When I run this code, I get the following console output:

Found config.xml!
Exception in thread "main" java.lang.RuntimeException: FileNotFoundException: config.xml (No such file or directory)
    at com.me.myapp.Configurator.readConfigFileFromClasspath(Configurator.java:556)
    at com.me.myapp.Configurator.<init>(Configurator.java:34)
    ...rest of stack trace omitted for brevity

So the classpath scan for config.xml is successful, but then the reader can't seem to find the file. Why??? My only theory is that when config.xml is found on the classpath, it doesn't contain an absolute path to the location of the file on the file system, and perhaps that's what the reader code is looking for.

Answer 1

You use a resource from a classloader.

Instead of doing:

InputStream istream = this.getClass().getClassLoader().getResourceAsStream("config.xml");

do:

URL url = getClass().getResource("config.xml");

That URL will have the path (use .toURI().getPath() ). To open the matching input stream afterwards, use .openStream() .
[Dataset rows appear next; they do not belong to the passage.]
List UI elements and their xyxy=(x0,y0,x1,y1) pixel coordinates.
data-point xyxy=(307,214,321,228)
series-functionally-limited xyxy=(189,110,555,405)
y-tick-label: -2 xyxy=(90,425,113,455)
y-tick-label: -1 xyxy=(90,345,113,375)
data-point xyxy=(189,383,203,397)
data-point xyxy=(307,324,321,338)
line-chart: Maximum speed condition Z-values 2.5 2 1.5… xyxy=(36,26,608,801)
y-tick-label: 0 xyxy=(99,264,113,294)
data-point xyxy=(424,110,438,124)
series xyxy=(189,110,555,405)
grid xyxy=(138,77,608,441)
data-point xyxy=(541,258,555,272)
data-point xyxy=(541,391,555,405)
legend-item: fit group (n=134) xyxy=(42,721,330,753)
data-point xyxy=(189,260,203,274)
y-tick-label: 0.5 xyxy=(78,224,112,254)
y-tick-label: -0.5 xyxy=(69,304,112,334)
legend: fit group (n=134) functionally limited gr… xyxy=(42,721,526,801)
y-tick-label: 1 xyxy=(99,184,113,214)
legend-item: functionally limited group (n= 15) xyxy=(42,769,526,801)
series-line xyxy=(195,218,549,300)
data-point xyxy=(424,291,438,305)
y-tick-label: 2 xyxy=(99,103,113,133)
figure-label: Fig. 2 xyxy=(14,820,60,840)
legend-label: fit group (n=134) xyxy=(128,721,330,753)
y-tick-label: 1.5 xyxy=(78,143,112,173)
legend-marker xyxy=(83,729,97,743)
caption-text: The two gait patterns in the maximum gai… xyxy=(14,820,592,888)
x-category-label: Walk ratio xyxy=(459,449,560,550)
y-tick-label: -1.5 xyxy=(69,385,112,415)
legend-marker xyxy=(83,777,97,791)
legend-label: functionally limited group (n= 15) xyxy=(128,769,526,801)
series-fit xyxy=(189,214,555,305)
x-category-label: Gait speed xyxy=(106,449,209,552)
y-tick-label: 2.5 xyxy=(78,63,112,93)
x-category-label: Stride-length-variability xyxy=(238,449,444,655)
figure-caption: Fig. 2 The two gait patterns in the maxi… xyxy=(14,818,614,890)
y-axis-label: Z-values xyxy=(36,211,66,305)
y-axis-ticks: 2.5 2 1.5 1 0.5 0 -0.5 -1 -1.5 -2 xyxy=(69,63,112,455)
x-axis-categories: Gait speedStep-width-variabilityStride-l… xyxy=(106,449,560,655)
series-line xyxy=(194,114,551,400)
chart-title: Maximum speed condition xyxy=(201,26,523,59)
You know at least that the resource exists: if it doesn't, .getResource{,AsStream}() both return null (instead of throwing an IOException, which is doubtful imho)

Answer 2

From your given example, it is not clear what fileName refers to. You should just use the stream you got from getResourceAsStream() to read you file, something along

reader = new BufferedReader(new InputStreamReader(istream));

And you should avoid to repeatedly allocating buf new for every read cycle, once is enough.